- Born: 26 August 1947 Moscow, RSFSR, USSR
- Died: 7 August 2009 (aged 61) Moscow, Russia
- Occupations: actor, humorist, radio host
- Years active: 1972—2009
- Title: Honored Artist of Russia (1997)
- Awards: Order of Honour (2008)

= Yan Arlazorov =

Russian actor and stand-up comic

Yan Mayorovich Arlazorov (Ян Майорович Арлазоров; August 26, 1947 – March 7, 2009) was a Soviet and Russian theater actor, comedian and entertainer, Honored Artist of Russia (1997), winner of the All-Russian Competition of Variety Artists.

==Biography==
Born into a Jewish family, he was not the only child, as he had a younger brother, Leonid (born March 8, 1956) — a mathematician, Candidate of Sciences.

Is he went to school, where was the first school theater in Moscow. According to him, he had a wonderful teacher who allowed him to do everything to express himself. From junior classes, he dreamed of becoming an actor. Since he was very fat in childhood, he became involved in sports — wrestling, swimming, and tennis.

Jan graduated from the Boris Shchukin Theatre Institute, worked at the Central Children's Theater. From late 1970s he served in the Mossovet Theatre, in the early 1990s he switched to the stage.

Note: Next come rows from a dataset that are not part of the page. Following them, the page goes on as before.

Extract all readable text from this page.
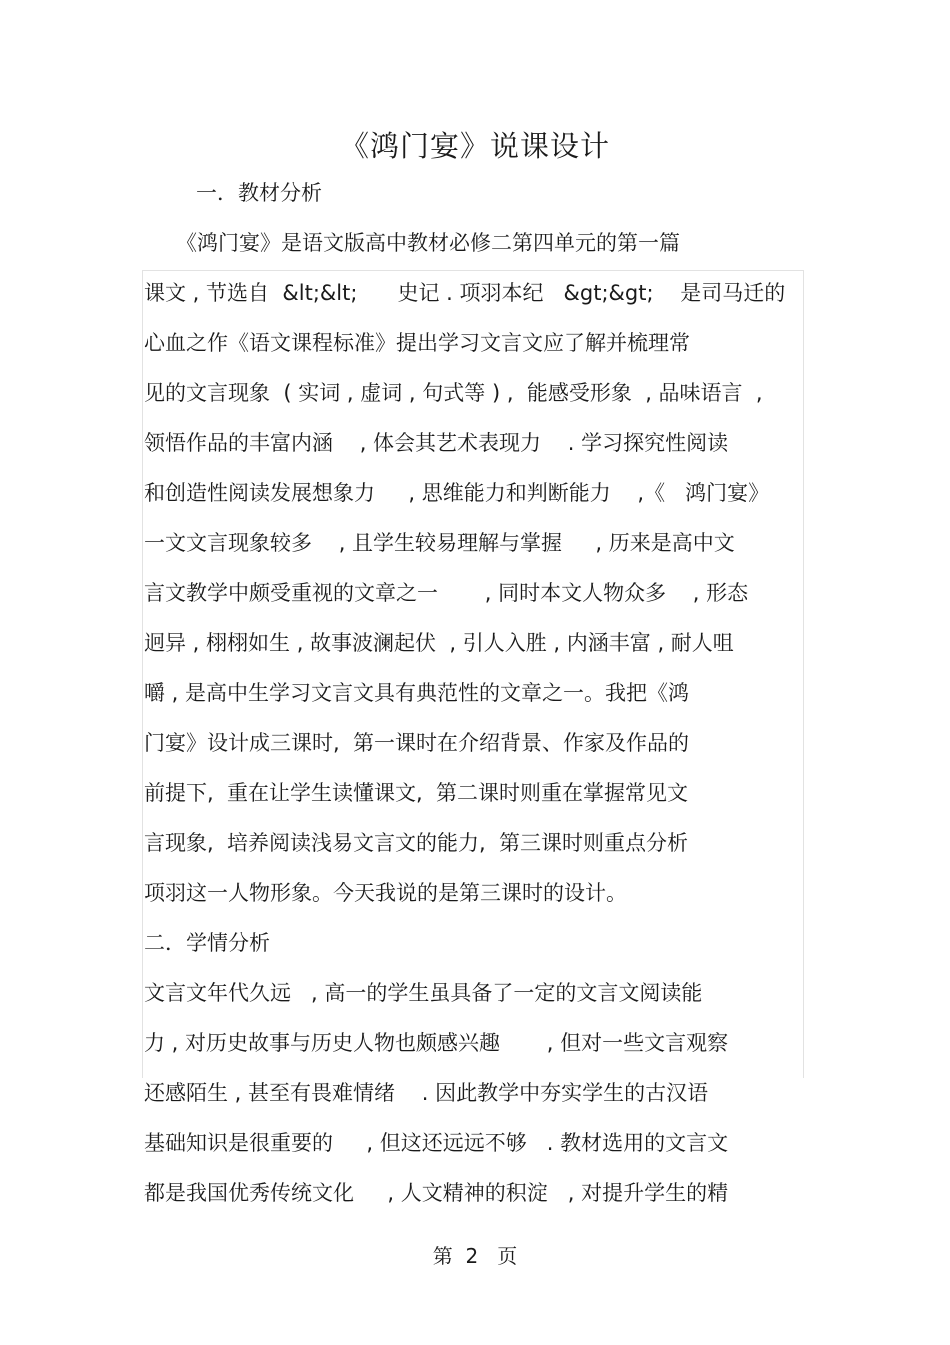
《鸿门宴》说课设计

一．教材分析

《鸿门宴》是语文版高中教材必修二第四单元的第一篇

课文 , 节选自  &lt;&lt;      史记 . 项羽本纪   &gt;&gt;    是司马迁的

心血之作《语文课程标准》提出学习文言文应了解并梳理常

见的文言现象  ( 实词 , 虚词 , 句式等 ) ,  能感受形象  , 品味语言  ,

领悟作品的丰富内涵    , 体会其艺术表现力    . 学习探究性阅读

和创造性阅读发展想象力     , 思维能力和判断能力    ,《   鸿门宴》

一文文言现象较多    , 且学生较易理解与掌握     , 历来是高中文

言文教学中颇受重视的文章之一       , 同时本文人物众多    , 形态

迥异 , 栩栩如生 , 故事波澜起伏  , 引人入胜 , 内涵丰富 , 耐人咀

嚼 , 是高中生学习文言文具有典范性的文章之一。我把《鸿

门宴》设计成三课时,  第一课时在介绍背景、作家及作品的

前提下,  重在让学生读懂课文,  第二课时则重在掌握常见文

言现象,  培养阅读浅易文言文的能力,  第三课时则重点分析

项羽这一人物形象。今天我说的是第三课时的设计。

二．学情分析

文言文年代久远   , 高一的学生虽具备了一定的文言文阅读能

力 , 对历史故事与历史人物也颇感兴趣       , 但对一些文言观察

还感陌生 , 甚至有畏难情绪    . 因此教学中夯实学生的古汉语

基础知识是很重要的     , 但这还远远不够   . 教材选用的文言文

都是我国优秀传统文化     , 人文精神的积淀   , 对提升学生的精

第  2   页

In the late 1990s, he conducted broadcast People's Ambulance on the AvtoRadio radio station.

He starred in several films. He worked in humorous TV program Anshlag (author and presenter Regina Dubovitskaya).

In 1995, he won the Arkady Raikin Cup at the Comedy International Festival in Riga.

The actor wrote his monologues, as a rule, himself, but he also resorted to the help of professional variety playwrights — Anatoly Trushkin, Semyon Altov, Efim Smolin, Mariana Belenky, Alexander Dudoladov.

In 2008, President of Russia Vladimir Putin was awarded the Order of Honour.

==Death==
Arlazorov died on March 7, 2009, at the age of 62, after a severe and prolonged illness (cancer, according to some sources, a stomach tumor affecting the gallbladder and pancreas). The reason for the tragic outcome was Arlazorov’s unwillingness to operate for a long time, and he tried to heal with starvation and went to healers. Farewell to Yan was held at the State Variety Theater. In March 11, he was buried at Vostryakovskoye Cemetery in Moscow.

==Personal life==
He was married to the actress of theater and cinema, Yola Sanko. He had a daughter, Alyona.